NYC fire officials probe if e-bike battery is behind latest deadly fire
NEW YORK (AP) — A 93-year-old New York City woman died, and another was rescued, when fire and smoke filled a building. Firefighters said one focus of the investigation is on an e-bike battery that might have exploded into flames.
If so, it would add to the mounting number of deaths city officials blame on malfunctioning e-bike batteries.
With some 65,000 e-bikes zipping through its streets, New York City is the epicenter of battery-related fires. There have been more than 100 such blazes so far this year, resulting in at least 14 deaths, already more than double the six fatalities last year.
Fire officials said the elderly victim, Kam Mei Koo, was found unconscious on the second floor. She was pronounced dead at a nearby hospital.
Jack Koo, who identified himself to the New York Daily News as the woman’s son, said he had left the building earlier in the day, only to return to see the fire-gutted building and learn of his mother’s fate.
“I left to pick up my daughter and I came back to this,” Koo told the paper. “My mother is dead. What can I do?

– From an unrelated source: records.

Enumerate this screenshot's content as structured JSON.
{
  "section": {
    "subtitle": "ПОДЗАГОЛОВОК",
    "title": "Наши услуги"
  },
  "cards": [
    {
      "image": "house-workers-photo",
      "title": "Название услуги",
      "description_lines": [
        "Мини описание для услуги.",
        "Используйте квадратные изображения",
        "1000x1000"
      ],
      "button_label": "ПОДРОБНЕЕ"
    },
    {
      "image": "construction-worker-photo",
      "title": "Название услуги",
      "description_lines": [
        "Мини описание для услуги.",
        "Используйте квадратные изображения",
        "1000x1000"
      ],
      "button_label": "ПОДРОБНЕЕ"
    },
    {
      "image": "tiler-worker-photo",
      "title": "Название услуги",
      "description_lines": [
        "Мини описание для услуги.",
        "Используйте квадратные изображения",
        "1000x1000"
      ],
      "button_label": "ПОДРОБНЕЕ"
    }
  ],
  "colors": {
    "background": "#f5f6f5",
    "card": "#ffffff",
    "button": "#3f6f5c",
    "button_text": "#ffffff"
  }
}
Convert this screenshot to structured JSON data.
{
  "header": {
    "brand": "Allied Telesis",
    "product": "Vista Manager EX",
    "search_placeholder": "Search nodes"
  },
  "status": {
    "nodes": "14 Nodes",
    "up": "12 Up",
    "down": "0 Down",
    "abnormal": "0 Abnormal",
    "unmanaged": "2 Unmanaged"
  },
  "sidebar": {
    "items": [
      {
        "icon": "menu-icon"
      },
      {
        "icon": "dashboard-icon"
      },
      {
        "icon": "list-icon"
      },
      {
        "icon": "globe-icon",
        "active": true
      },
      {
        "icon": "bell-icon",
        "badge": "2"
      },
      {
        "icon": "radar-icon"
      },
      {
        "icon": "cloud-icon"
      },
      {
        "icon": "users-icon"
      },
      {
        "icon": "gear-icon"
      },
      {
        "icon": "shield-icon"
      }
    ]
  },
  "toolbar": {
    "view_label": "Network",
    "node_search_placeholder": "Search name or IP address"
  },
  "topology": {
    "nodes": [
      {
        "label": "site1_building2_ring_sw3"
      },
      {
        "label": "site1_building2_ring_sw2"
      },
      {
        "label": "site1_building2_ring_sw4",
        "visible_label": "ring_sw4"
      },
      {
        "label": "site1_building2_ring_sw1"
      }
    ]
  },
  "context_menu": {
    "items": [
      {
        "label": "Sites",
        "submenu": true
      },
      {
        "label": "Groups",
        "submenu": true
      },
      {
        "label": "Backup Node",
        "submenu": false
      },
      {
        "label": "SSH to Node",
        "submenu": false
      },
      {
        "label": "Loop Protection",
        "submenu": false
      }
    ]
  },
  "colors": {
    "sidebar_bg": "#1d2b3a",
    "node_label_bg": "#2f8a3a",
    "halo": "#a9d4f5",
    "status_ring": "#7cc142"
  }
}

What can I do?”
The fire and smoke had spread quickly, according to Marie Rodriguez who made a harrowing escape.
“I was taking a nap and I heard something pop three times real loud,” Rodriguez told WABC. “Woke up, then I started choking. And when I looked to the door, I saw smoke coming in.”
She ran to the window as she gasped for air. She leaned outside the window as onlookers urged her to jump then tried to rescue her with a ladder.
But firefighters soon arrived and rescued her.
The Daily News reported that Koo, the dead woman’s son, told fire officials that the bike was his.